Borrowing for PSEs shoots up by 81pc

Published April 14, 2019
Rs303bn sunk into state-owned enterprises from July to March. ─ APP/File
Rs303bn sunk into state-owned enterprises from July to March. ─ APP/File

KARACHI: Despite being overburdened with huge external and domestic debts, the government during the first nine months of the current fiscal year borrowed Rs303 billion for public sector entities (PSEs) up by 81 per cent from the R167bn borrowed for the same purpose during the same period last year.

The figures released by the State Bank of Pakistan (SBP) on Saturday showed the government’s borrowing in the first nine months of the ongoing fiscal year has crossed the cumulative borrowings of Rs245bn in the last fiscal year.

Finance Minister Asad Umar had earlier remarked that the government had no other option but to borrow to make interest payments. However, the government’s policy to privatise loss-making PSEs has failed to materialise. In addition to this, the government is already facing a revenue shortage amid declining economic growth rate.

Rs303bn sunk into state-owned enterprises from July to March

The incumbent government had also promised to revive the Pakistan Steel Mills — a loss-making entity — but so far, it has not taken any decision, other than notifying a holding company by the name of Sarmaya Pakistan to club the ownership of all public enterprises under. The idea behind the holding company is to separate the state owned enterprises from their line ministries and end all political interference in their operations.
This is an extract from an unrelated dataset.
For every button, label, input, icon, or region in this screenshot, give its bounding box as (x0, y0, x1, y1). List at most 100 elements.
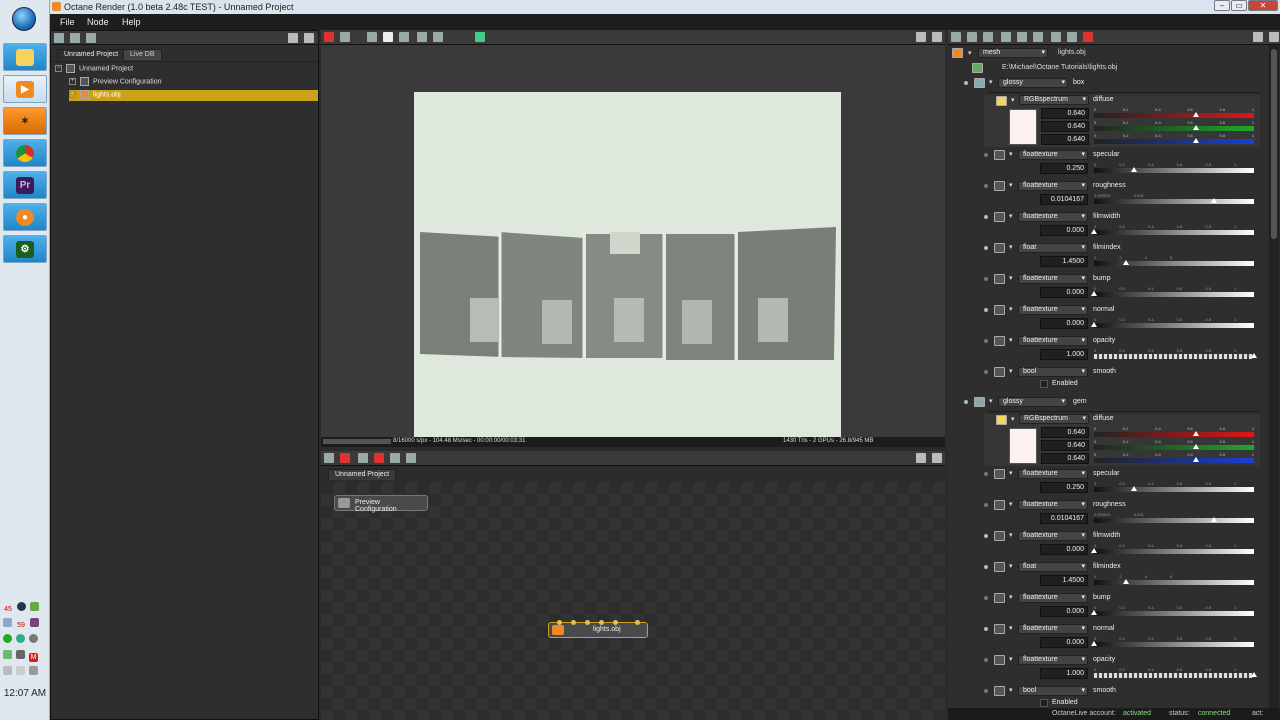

It is the government’s main idea for controlling the growing claim on public funds that these companies generate year after year, and is part of the ruling party’s election manifesto.

The ruling party believes that the problems of the state owned enterprises can be resolved without necessarily privatising them. Improving governance is the key plank in their approach to these entities, and that begins with first separating them from political interference, followed by appointing professional management and boards to oversee their operations. However, since the announcement of their plan, they have appointed serving air force officers to the board as well as senior management positions at PIA, one of the leading loss making state owned entities. This March the new board and management were supposed to submit a “turnaround” plan for the airline.

In addition to this, the finance minister has also pointed towards distortions in power pricing as one of the principal reasons why the power sector, among the largest of the state owned enterprises, runs persistently in loss. He has vowed to correct this, but in the latest medium term strategy released by the government, the only operative vision on power pricing is to implement the full cost recovery formula, which means passing the cost of losses and theft onto paying consumers through their bills.

Despite the rising budget deficit, low revenue collections, falling economic growth rate and shrinking avenues for generating more revenues, the government has failed to stem the bleeding of these PSEs as the Pakistan International Airlines, Pakistan Railway and Water and Power Development Authority continue to incur losses worth hundreds of billions every year.